No one could believe it. Especially not Noah Hartsock. He missed one open jumpshot from the baseline Wednesday, then another and another.
Finally, during a break in the action he looked like a kid — practicing his form, elbow up, flick the wrist.
The Cougar senior figured it out again soon enough, even as there wasn't exactly a ton of pressure at the Marriott Center to calibrate.
BYU swarmed Weber State, 94-66, in what was supposed to arguably be a matchup of the two best teams in the state.
That was one "supposedly." The other was that Weber State's star guard could really determine the game.
Damian Lillard had a double-double early in the half, but that came as he only had 11 points midway through the second half. The nation's leading scorer finished with 15 points (a little over half his average) along with 10 rebounds.
In other words, not nearly enough.
Instead, the outcome was determined not by WSU's 6-foot-2 guard but rather by the Cougar post players.
Hartsock wound up securing a double-double by halftime, while center Brandon Davies and his backup, continually helpful Nate Austin, were all effective in running the Wildcats back to Ogden.

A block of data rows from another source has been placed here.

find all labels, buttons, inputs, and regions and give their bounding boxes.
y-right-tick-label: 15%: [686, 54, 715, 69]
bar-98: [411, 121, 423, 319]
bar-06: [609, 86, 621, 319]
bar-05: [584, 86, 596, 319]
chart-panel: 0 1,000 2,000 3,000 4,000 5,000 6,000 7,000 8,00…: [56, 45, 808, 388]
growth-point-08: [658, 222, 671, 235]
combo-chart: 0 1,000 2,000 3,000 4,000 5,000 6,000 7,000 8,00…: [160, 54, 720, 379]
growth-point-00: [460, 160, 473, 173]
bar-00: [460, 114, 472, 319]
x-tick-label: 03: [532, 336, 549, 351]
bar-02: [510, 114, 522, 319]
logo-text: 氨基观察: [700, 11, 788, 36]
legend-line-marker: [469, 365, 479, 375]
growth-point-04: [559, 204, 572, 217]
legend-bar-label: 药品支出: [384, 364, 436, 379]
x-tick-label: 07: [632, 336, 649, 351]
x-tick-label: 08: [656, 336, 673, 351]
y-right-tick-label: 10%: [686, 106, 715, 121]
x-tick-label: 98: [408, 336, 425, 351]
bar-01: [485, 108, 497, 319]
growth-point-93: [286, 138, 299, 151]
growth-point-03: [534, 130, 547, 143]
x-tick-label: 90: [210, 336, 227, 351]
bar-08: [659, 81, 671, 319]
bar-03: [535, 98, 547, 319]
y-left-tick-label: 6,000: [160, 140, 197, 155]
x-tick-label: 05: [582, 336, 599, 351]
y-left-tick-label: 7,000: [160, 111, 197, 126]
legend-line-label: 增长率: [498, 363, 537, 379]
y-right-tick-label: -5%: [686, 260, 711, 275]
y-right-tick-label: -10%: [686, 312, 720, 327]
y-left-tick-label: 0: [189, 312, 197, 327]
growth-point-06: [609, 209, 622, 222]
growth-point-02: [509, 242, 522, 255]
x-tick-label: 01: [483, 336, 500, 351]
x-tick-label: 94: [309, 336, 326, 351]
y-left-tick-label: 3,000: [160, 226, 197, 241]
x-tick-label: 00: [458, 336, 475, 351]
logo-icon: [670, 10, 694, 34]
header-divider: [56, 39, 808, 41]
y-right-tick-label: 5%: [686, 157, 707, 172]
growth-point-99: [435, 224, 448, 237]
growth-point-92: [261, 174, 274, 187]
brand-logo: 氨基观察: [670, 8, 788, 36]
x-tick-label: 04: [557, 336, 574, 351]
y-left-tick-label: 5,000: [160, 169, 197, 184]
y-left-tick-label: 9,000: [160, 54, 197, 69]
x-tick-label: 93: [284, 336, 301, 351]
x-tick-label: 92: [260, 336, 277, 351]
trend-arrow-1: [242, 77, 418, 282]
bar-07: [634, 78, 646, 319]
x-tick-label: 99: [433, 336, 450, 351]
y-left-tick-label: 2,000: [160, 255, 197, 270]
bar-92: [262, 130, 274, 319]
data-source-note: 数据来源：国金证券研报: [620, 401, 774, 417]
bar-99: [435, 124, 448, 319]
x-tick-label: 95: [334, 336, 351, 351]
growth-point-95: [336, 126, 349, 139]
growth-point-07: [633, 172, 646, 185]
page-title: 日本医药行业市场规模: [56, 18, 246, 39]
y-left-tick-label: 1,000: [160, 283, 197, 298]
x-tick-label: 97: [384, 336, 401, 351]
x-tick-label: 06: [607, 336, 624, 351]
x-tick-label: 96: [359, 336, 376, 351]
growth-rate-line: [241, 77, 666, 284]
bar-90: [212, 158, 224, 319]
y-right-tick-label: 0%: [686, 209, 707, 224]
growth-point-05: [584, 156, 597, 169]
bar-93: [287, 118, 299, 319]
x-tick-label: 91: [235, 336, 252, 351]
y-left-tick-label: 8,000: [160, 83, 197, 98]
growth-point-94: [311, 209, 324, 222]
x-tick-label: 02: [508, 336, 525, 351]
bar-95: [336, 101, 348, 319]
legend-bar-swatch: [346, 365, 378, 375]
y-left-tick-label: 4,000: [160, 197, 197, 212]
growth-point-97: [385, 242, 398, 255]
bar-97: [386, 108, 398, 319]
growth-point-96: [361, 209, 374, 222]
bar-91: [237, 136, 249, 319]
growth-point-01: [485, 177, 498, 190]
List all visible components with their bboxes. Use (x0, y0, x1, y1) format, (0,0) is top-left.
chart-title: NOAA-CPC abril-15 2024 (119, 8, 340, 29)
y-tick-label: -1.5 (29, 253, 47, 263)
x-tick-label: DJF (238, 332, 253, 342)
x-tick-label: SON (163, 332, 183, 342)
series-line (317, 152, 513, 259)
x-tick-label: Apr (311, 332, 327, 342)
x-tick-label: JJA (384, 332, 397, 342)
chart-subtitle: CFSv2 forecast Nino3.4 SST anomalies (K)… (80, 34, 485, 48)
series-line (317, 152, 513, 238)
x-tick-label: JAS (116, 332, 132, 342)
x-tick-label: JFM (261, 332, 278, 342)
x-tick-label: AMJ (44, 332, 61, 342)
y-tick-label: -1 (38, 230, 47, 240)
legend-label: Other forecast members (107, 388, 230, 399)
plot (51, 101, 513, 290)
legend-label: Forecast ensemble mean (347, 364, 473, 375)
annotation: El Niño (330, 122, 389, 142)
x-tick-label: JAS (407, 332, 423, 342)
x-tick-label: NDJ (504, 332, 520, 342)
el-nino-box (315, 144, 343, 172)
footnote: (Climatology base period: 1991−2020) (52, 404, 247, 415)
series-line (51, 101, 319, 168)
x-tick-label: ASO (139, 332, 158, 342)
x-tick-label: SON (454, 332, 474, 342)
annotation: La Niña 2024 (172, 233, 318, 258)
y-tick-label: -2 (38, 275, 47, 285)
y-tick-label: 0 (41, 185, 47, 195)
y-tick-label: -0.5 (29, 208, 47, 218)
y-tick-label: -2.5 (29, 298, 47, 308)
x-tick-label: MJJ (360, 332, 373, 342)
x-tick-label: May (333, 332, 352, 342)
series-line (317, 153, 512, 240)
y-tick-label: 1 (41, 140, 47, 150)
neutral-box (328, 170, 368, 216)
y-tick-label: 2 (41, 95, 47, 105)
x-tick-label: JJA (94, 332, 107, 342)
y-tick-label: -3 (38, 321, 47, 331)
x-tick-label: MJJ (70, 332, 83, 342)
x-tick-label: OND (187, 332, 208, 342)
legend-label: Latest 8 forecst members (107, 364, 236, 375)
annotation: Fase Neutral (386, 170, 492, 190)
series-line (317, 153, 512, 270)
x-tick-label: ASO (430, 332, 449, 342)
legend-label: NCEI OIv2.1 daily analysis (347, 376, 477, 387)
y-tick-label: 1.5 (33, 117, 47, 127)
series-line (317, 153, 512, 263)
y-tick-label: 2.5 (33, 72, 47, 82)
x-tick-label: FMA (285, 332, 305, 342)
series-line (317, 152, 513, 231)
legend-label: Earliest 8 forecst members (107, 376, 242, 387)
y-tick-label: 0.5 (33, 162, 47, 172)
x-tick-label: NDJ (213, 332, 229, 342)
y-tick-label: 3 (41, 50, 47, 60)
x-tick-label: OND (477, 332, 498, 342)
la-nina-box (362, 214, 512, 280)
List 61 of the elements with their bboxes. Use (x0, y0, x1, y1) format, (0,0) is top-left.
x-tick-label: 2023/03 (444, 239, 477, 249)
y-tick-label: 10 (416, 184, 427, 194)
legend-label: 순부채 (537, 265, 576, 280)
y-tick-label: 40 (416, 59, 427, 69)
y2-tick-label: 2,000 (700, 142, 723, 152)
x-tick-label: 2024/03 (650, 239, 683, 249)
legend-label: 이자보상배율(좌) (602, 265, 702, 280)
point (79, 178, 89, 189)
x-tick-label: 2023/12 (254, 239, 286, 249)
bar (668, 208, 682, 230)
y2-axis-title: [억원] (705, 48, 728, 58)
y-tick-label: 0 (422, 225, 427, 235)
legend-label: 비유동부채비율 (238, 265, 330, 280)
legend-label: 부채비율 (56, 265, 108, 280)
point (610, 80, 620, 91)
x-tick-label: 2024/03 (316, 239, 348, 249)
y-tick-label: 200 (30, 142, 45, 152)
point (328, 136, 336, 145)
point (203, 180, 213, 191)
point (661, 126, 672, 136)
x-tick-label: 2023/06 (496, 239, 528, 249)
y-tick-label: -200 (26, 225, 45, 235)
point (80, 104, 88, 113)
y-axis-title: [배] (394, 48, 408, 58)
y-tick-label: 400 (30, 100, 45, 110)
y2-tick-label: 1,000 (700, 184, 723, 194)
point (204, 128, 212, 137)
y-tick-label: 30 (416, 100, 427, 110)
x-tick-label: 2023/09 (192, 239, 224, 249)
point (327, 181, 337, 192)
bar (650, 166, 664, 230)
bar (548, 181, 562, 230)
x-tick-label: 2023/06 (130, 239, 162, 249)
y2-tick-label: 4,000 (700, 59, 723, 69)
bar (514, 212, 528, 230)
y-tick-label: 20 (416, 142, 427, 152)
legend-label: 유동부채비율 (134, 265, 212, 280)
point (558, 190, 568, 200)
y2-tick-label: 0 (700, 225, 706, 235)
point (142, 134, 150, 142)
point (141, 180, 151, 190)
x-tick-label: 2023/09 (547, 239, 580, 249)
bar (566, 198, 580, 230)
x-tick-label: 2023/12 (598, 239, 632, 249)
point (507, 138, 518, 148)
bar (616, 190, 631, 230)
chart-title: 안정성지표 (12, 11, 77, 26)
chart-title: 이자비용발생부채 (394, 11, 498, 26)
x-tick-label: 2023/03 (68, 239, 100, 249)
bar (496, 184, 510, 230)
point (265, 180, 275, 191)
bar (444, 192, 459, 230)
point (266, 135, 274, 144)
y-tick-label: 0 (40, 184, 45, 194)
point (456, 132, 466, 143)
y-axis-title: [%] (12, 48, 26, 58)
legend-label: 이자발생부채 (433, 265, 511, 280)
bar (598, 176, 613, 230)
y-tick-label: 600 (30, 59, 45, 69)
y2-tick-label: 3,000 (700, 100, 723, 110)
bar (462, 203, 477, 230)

By the time Austin and Davies put themselves in double-double range, WSU had been coaxed into losing for the 19th time in as many tries in Provo. The Wildcats trailed 47-34 at halftime. They were behind, 22-20, before it grew out of hand.
Sturdier, more competitive practices have begun to fuel a team that junior guard Brock Zylstra says is bent on "being the aggressor" from the very first seconds of the game. BYU shot 50 percent for the game, including 63 percent (making 21 of 33 shots) in the final 20 minutes.
"Effort has been the story line for us as coaches the past two games," BYU coach Dave Rose said, counting last Saturday's blowout of Oregon.
It would be the last time that former star guard Jimmer Fredette would get to see his old teammates at his old arena, where he will one day have his No. 32 jersey retired. He'll head to Sacramento next week to start his career as a professional basketball player.
He sat in his usual NBA-lockout perch, right behind the team bench.
The Cougars gave him a nice going-away performance, and themselves a nice going-forward boost.
Lillard was no Jimmer, as he missed 7-of-12 shots in 31 minutes. So much for that 28.2 points per game average. Fredette had to feel good seeing his old pals protect his honor.
Meanwhile Hartsock, after the slow start, eventually got around to being himself. He led everyone with 19 points and 12 rebounds.
Davies has been slowed down lately, by either foul trouble or shooting woes. But he came through more often when he let the ball left his hand, hitting 5-of-11 shots including some real doozies. And it didn't even matter which hand released the rock. The natural right-hander hit that way from a variety of angles, but he also at one point softly swished a lefty hook.
The junior had 11 points and nine rebounds, while the Cougars also had four players with 15 points apiece.
Austin, a towering freshman with the potential to match, was one of them. He had his third consecutive valuable game (15 points, nine rebounds). It also included another 3-point make.
He made it a 53-36 score from the top of the key for what was BYU's biggest lead briefly, before Charles Abouo (also chipping in 15) added one on the next possession and Hartsock followed with a patented jumper.
Stephen Rogers off the bench made 6-of-10 shots and starting wing player Zylstra also added 15 for the Cougars, who improved to 7-2 with a visit set Saturday to struggling (that's an understatement) Utah on Saturday afternoon.
And don't forget Craig Cusick's eight assists as the backup point guard, as he helped Anson Winder in slowing down Lillard.
"It shows we have a lot of guys who can play," Hartsock said.
Things were going so well, rusty freshman Damarcus Harrison — who airballed a long shot in the first half — stuck in a nice step-back jumper from about 19 feet with five minutes remaining.
Though Harrison is finding out just how tough this level can be, and how good the Cougars are getting.
BYU had a fast-break chance leading 86-54. Harrison appeared to snare a rebound, only a trailing Austin swooped the ball from him accidentally to score another two points for himself by the rim.
"Competition on our team is starting to become a real factor in the minutes that are being played," Rose said. "I think competition is the most healthy thing for improvement."